Watchers at the border

Friends at the Kyrgyz border

 

Getting into Uzbekistan, a country of twenty five million people living in a region with large areas of desert, which is Central Asia’s cradle of culture,  and  has been under Russian control since the eighteenth century, but like most Stans countries has been independent since 1991, was almost a comic farce.

 The armed guards, the sniffer dogs, the yellow car which had  to be pushed into Uzbekistan and  back fired with sounds  like   Guy Fawkes night, the hoons that rode along side and  around us whipping themselves into a frenzy and then to find that because the president was in the part of the country we were travelling in, the roads were closed and we had to follow the driver and  guide in what seemed like a 360 degree re- route in the  rain.  

The border crossing from Kyrgyzstan to Uzbekistan took over seven hours but we were prepared with thermos of tea, refreshments and plenty of warm clothes as we were not going to be caught out as had happened on the border crossing into to Kyrgyzstan. Exiting Kyrgyzstan with its closed borders to all but foreigners like us ( the civil unrest means locals cannot leave the country) involved tight security. For this border crossing we were processed car by car. The occupants of each car had to present with their passports and their departure was logged. This involved officials practising their English as they delightedly pronounced our  names.
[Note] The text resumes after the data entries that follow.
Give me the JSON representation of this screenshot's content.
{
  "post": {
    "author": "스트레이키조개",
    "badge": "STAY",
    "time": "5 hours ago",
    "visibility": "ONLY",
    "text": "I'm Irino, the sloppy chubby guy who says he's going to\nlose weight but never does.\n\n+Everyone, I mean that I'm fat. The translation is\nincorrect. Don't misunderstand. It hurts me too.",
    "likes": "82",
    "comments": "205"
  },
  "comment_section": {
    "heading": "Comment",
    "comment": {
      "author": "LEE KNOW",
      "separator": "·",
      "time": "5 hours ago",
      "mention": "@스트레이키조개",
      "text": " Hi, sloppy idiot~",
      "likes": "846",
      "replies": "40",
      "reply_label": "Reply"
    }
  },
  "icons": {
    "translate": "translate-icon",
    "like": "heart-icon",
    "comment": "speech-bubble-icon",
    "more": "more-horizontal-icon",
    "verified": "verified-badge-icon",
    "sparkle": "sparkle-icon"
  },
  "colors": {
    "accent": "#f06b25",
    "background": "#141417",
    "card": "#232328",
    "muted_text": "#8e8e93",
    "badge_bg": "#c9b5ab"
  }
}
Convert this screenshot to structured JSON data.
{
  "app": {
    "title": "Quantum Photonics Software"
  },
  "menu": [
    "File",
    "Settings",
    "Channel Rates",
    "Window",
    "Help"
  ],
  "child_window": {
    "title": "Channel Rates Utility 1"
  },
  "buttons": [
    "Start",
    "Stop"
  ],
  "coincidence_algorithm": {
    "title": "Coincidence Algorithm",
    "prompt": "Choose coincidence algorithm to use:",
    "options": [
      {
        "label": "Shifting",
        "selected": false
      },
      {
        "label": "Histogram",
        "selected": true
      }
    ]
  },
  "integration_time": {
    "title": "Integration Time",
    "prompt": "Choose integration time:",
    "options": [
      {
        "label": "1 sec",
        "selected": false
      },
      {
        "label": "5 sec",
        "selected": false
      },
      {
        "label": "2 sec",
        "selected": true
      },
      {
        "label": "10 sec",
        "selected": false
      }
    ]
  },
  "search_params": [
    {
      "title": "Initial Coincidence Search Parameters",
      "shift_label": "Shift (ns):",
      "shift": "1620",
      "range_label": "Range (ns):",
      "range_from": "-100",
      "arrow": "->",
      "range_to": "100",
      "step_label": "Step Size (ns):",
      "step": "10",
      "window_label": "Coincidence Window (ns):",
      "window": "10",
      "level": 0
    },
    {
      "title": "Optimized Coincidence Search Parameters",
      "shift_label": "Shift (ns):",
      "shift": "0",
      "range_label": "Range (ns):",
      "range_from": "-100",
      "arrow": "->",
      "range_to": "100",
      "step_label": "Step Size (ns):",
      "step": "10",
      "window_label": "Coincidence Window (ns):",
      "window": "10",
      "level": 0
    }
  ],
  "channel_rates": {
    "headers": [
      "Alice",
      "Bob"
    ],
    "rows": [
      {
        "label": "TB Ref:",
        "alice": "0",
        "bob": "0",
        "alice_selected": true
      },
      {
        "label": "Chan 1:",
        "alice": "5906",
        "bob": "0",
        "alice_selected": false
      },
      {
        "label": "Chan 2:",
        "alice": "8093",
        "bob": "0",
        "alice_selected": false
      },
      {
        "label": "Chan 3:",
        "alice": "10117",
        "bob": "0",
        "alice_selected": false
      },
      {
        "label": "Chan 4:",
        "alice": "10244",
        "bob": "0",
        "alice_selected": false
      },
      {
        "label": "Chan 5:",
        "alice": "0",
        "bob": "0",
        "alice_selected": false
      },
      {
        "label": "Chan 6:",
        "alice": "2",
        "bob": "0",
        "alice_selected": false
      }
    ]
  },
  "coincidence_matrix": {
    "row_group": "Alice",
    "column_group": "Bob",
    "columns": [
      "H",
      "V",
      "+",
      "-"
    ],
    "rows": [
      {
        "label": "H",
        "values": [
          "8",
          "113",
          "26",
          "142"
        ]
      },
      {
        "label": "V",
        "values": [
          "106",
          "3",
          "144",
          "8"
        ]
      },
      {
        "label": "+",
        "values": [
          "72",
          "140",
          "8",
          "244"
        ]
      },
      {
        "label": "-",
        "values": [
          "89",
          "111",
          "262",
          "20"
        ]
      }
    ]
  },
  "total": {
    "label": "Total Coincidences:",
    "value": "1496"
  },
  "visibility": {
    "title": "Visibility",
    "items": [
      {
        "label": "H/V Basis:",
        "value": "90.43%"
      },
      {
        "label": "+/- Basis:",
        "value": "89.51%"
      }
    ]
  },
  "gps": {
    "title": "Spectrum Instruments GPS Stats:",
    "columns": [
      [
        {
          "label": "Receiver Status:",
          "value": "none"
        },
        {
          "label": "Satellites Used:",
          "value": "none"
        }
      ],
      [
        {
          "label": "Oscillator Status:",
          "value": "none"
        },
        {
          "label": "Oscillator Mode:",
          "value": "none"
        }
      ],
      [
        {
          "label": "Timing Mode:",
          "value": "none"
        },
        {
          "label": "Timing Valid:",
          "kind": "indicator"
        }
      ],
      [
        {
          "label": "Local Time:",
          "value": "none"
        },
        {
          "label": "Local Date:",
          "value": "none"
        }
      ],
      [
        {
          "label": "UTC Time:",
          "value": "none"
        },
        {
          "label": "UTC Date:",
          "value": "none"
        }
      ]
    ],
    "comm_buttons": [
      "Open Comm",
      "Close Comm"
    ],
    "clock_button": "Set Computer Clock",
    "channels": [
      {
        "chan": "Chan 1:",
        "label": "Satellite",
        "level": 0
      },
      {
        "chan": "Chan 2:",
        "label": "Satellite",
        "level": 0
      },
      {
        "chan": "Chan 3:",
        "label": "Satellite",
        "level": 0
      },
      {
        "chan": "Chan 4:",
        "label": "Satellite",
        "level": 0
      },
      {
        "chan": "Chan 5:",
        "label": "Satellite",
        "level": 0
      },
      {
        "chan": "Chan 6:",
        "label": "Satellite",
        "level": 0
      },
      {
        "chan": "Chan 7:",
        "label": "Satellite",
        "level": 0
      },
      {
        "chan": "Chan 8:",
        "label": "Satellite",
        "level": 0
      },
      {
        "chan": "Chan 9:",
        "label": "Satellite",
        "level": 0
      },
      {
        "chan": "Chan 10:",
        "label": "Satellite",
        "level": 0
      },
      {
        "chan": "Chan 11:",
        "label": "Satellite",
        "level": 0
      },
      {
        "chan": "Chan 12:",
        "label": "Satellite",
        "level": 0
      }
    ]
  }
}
We smiled and affirmed their pronunciation.

Then the gates were opened and we drove the cars into no man’s land. One by one the cars were motioned into Uzbekistan for the border control process . The passenger then went through one door and the driver another. The driver had to present the carnet and sniffer dogs sauntered  around the car, with the trainer giving taps here and there around the body of the car. The officials asked the drivers a range of questions: how old were they, why were they travelling, their status and so on. We also had to complete detailed documentation defining how much money we were taking into the country, what medication was in our possession and what cameras, mobile phones and GPS equipment we were carrying. The border guards were all armed with AK47s but they seemed personable enough. Some car boots were opened up and the contents inspected.

We had a three hour wait as we were car four to go through. We watched   Peter and Kerith get through officialdom and were aghast when their car wouldn’t start and it had to be pushed some 100 metres into Uzbekistan. Peter would be devastated as he is always out there looking under the bonnet and checking to modify and improve things.   By the time we got to the other side Peter and Dan  had the car running but there was a lot of backfiring which could send shivers down one’s spine given that all the armed guards had their loaded guns.  Once the vacuum advance and timing was fixed the car ran better than ever.

At 5:30pm all the cars were through and into Uzbek and we met our guide Gulya and lead driver  who told us that the President was in this province so the main roads were closed. We followed the driver some 350 kms to Fargona and what a trip through the back roads.

 We were once again the little convoy of MGs driving along with people waving wildly, calling out greetings and smiling broadly. Soon the locals were on to us. This involved approximately five cars driven by young guys, windows down and the male passengers seated out of each passengers window, waving madly, mock whipping the cars, speeding up alongside us and videoing each car. It was like the Wild West with the cowboys riding rough shod in their cars. They would speed past the convoy do a screaming turn and drive back for a second attempt to capture film of each car.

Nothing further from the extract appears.